Jaeger left the DAS director, turning toward the shot-up vehicles. He needed to replace the Volkswagen and the Mercedes. Both of them were badly damaged, and it left him short of rolling stock in Bogotá. He had another Benz on hand, besides the one that had delivered him to this grim scene, and half a dozen motorcycles. Not enough for fifty men by any means.

Now forty-eight, he thought as he approached the nearest corpse.

The third car, facing toward the others, was a cheap Fiat, run-down even before it ran into a hail of bullets and expired. The relative positions of the cars told Jaeger that the Fiat’s driver had been taken by surprise, or else pursued here, where he turned to fight. The latter seemed more likely, but Jaeger supposed he’d never really know.

Jaeger found Rauschman sprawled between the Benz and the VW, lying on his back. A slug had entered through his left eye, taking out the right-rear portion of his skull. He looked surprised and vaguely guilty.

So you should, Jaeger thought. You have disappointed everyone.

Was there a Hell for failures? Jaeger didn’t know, and at the moment didn’t really care.

He checked the other corpses, walking all around the scene, crunching the spent brass underfoot. There were no bodies by the Fiat, no apparent blood, suggesting that his men had missed their targets, or at least had failed to wound them mortally.

“Where is the eighth?” he asked a DAS captain who’d followed him around the cars, watching his every move. “Herr Menendez said eight were killed, but there are only seven here.”

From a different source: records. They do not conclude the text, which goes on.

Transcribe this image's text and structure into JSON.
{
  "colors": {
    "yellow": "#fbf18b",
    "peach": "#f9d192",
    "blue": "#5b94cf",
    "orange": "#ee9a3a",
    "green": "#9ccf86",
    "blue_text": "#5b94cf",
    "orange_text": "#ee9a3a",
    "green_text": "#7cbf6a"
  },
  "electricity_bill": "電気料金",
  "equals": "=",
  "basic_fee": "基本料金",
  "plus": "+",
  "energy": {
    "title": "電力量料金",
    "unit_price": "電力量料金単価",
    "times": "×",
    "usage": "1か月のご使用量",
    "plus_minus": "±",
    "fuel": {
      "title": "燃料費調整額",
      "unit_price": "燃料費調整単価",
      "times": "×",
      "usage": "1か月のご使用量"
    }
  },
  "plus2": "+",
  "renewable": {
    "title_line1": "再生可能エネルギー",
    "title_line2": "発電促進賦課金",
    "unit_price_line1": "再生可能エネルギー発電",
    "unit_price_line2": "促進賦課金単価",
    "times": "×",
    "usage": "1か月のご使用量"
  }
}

The captain grunted at him, turned and pointed to a nearby field littered with pieces of equipment someone had discarded but had never hauled away. Now Jaeger saw a solitary officer standing beside what seemed to be a mound of earth or pile of dirty rags dumped on the ground.

He left the captain, walked over to Krieger’s dusty corpse and crouched beside it.